Swell Supper: Mediterranean Meets American

by Nov 6th, 2010 // Dinner, Swell Suppers

Swell Supper: Mediterranean Meets American

We hope you are enjoying our Swell Supper Series. On this week’s dinner menu: Balsamic & Tomato Chicken served with Cous Cous Cakes and Dill & Cheddar Popovers followed by Quick Apple Crumble for dessert. It isn’t exactly a one-pot meal but it’s what I like to call a one-oven meal. By adjusting the temperature and cooking time, you can get several elements of the meal done ‘”in one oven.” Start preparing your Swell Supper by peeling apples for this Quick Apple Crumble. Toss them in lemon juice and set aside. Preheat the oven to 375 degrees. Then prepare the Cous Cous Cakes according to the recipe and set aside. (You’ll cook it later.) Meanwhile, prepare this amazingly easy Balsamic & Tomato Chicken recipe. Pop the chicken in the oven and set your timer for 35 minutes. (Note: the chicken recipe calls for cooking at 400 degrees for 20 to 25 minutes, but since we are cooking at 375 it’s going to take more time.)

Once the chicken has cooked for 10 minutes, place the Cous Cous Cakes in the oven as well. (Note: the recipe calls for the Cous Cous Cakes to be cooked at 350 for 30 minutes. Since we are cooking them at 375, we want to cook them for a shorter period of time so as not to over cook.) Place your empty popover pans in the oven to warm up while the other items are cooking. You’ll need them to make these Dill & Cheddar Popovers.

While the chicken and Cous Cous Cakes are in the oven, prepare the batter according to this Dill & Cheddar Popover recipe. When the chicken timer goes off test to see if it is done by poking it with your finger. If it bounces right back it’s done. Be sure not to over cook – it will still cook when it’s out of the oven! Once set, remove Cous Cous Cakes from the oven and place the tin on top of the stove. (The stove top should be warm due to the heat radiating from your oven. This is a good way to keep things warm.) When the chicken is done remove it from the oven and place on top of the stove top as well. Turn the oven temp up to 425 degrees. Cover the chicken and the Cous Cous Cakes with foil and let rest. Remove the popover pans from the oven, spray them liberally, fill them with batter and return them to the oven. Set your timer for 30 minutes and remember not to peek. Let the Balsamic Chicken rest covered on your stove top for 10 minutes and use the time to assemble the rest of the Quick Apple Crumble.
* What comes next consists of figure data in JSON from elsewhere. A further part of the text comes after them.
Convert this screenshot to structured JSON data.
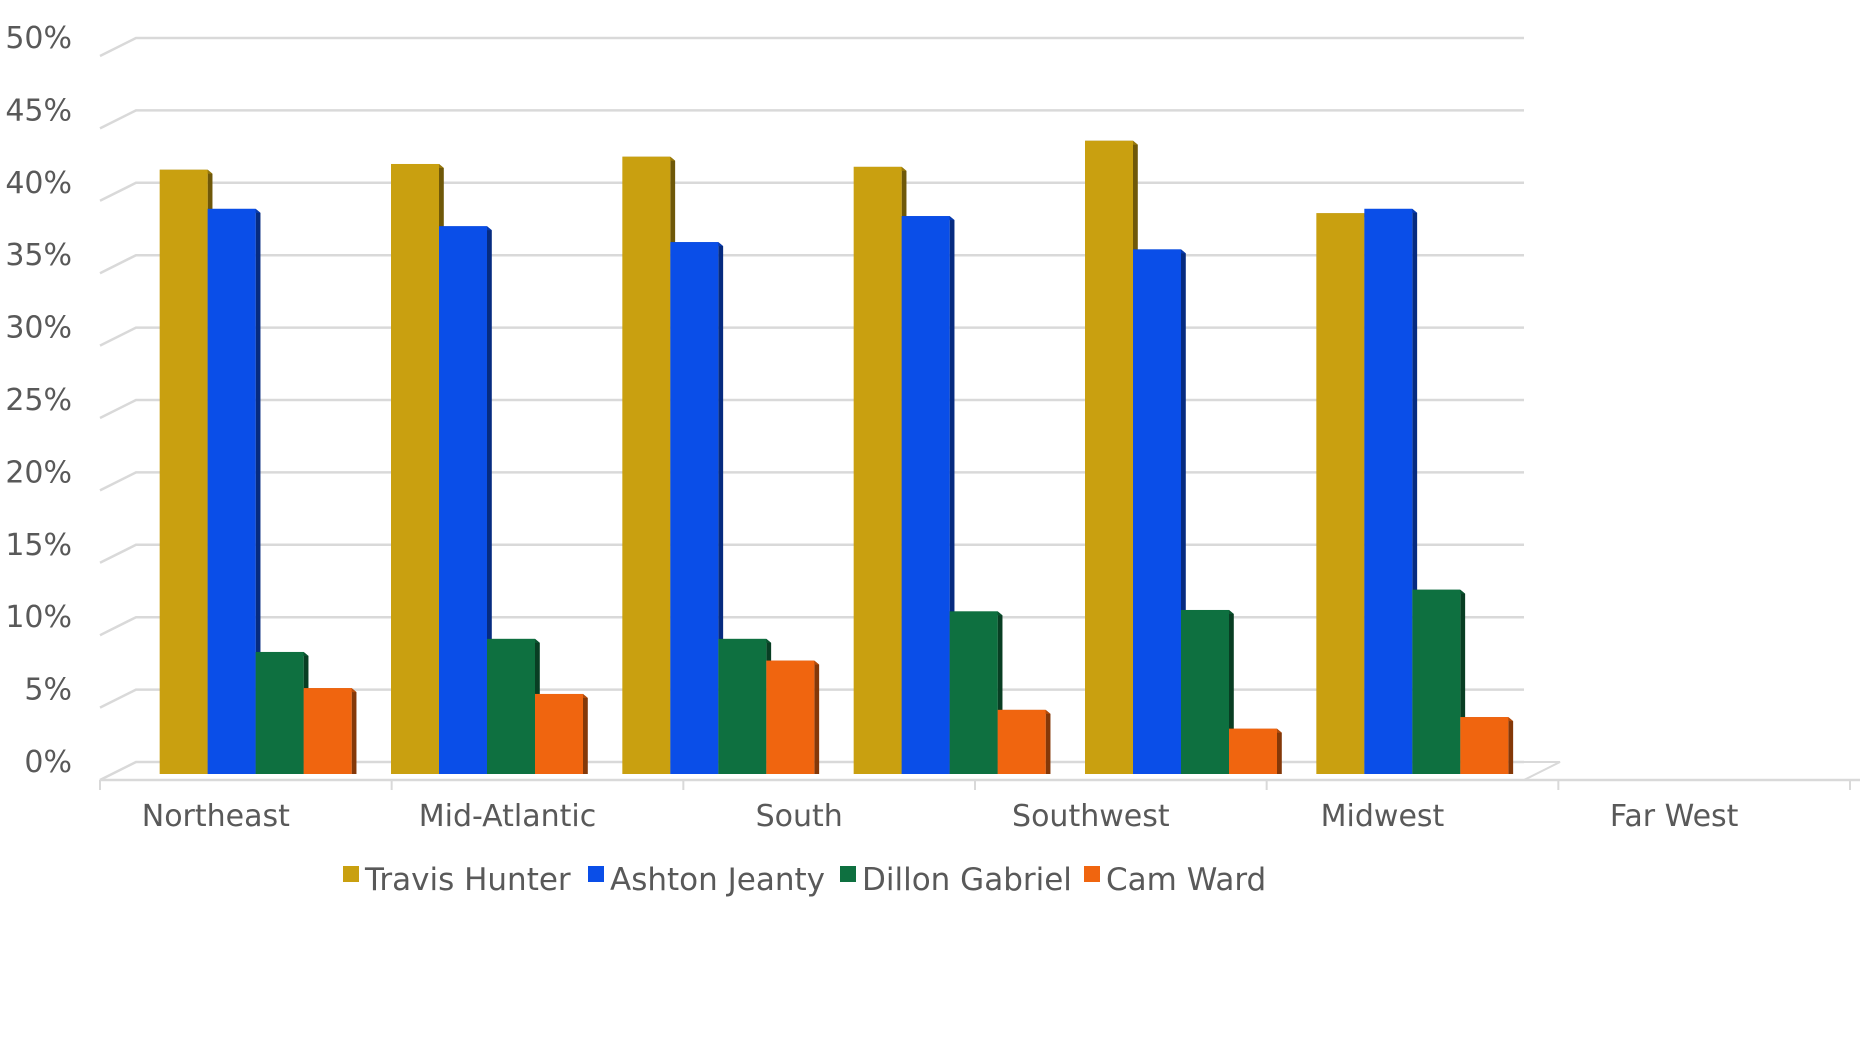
{
  "chart_data": {
    "type": "bar",
    "style": "3d-clustered-column",
    "categories": [
      "Northeast",
      "Mid-Atlantic",
      "South",
      "Southwest",
      "Midwest",
      "Far West"
    ],
    "series": [
      {
        "name": "Travis Hunter",
        "color": "#C9A010",
        "values": [
          40.9,
          41.3,
          41.8,
          41.1,
          42.9,
          37.9
        ]
      },
      {
        "name": "Ashton Jeanty",
        "color": "#0A4EE8",
        "values": [
          38.2,
          37.0,
          35.9,
          37.7,
          35.4,
          38.2
        ]
      },
      {
        "name": "Dillon Gabriel",
        "color": "#0E7040",
        "values": [
          7.6,
          8.5,
          8.5,
          10.4,
          10.5,
          11.9
        ]
      },
      {
        "name": "Cam Ward",
        "color": "#F0650F",
        "values": [
          5.1,
          4.7,
          7.0,
          3.6,
          2.3,
          3.1
        ]
      }
    ],
    "yticks": [
      "0%",
      "5%",
      "10%",
      "15%",
      "20%",
      "25%",
      "30%",
      "35%",
      "40%",
      "45%",
      "50%"
    ],
    "ylim": [
      0,
      50
    ],
    "grid": true,
    "legend": "bottom"
  }
}
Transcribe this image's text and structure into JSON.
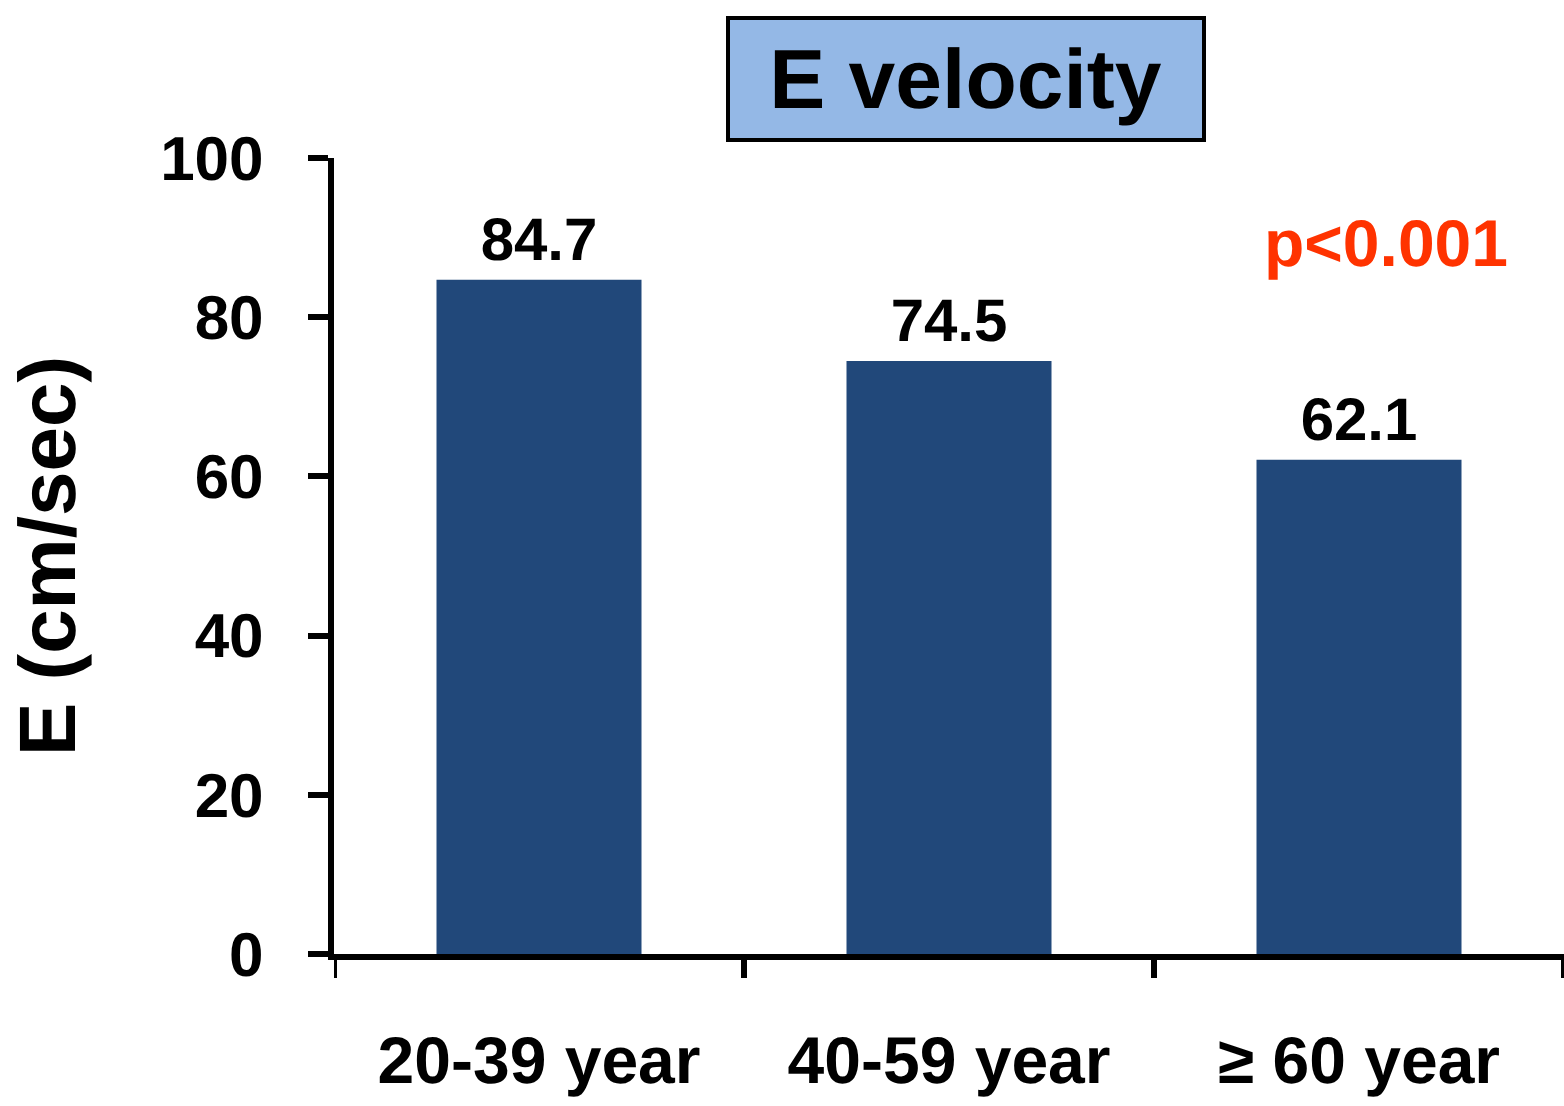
{
  "chart_data": {
    "type": "bar",
    "title": "E velocity",
    "ylabel": "E (cm/sec)",
    "categories": [
      "20-39 year",
      "40-59 year",
      "≥ 60 year"
    ],
    "values": [
      84.7,
      74.5,
      62.1
    ],
    "color": "#21487a",
    "data_labels": true,
    "ylim": [
      0,
      100
    ],
    "yticks": [
      0,
      20,
      40,
      60,
      80,
      100
    ],
    "annotations": [
      "p<0.001"
    ]
  }
}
Set aside the crumble and start plating the Balsamic Chicken and Cous Cous cakes. Put the plates on the table and line a basket with a cloth napkin. Let folks know dinner is ready and by the time they are all seated the Cheddar & Dill Popovers should be ready. Remove from oven when the timer goes off, turn the heat down to 350 degrees and transfer the Cheddar & Dill Popovers to your prepared basket. Place the basket on the table, pop the Quick Apple Crumble in the oven and sit down to enjoy your meal. The crumble should be done by the time you’ve finished eating and started cleaning up. Once the crumble is done, remove it from oven and let rest for a few moments before serving with vanilla ice cream. Now doesn’t that sound swell?

Tomato & Balsamic Roast Chicken.

One Comment on “Swell Supper: Mediterranean Meets American”

  1. 1.) Debbie
    November 7th, 2010

    I knew I recognized that chicken! I have the same Donna Hay cookbook and made that dish a few years ago. I'll have to put it back in the rotation!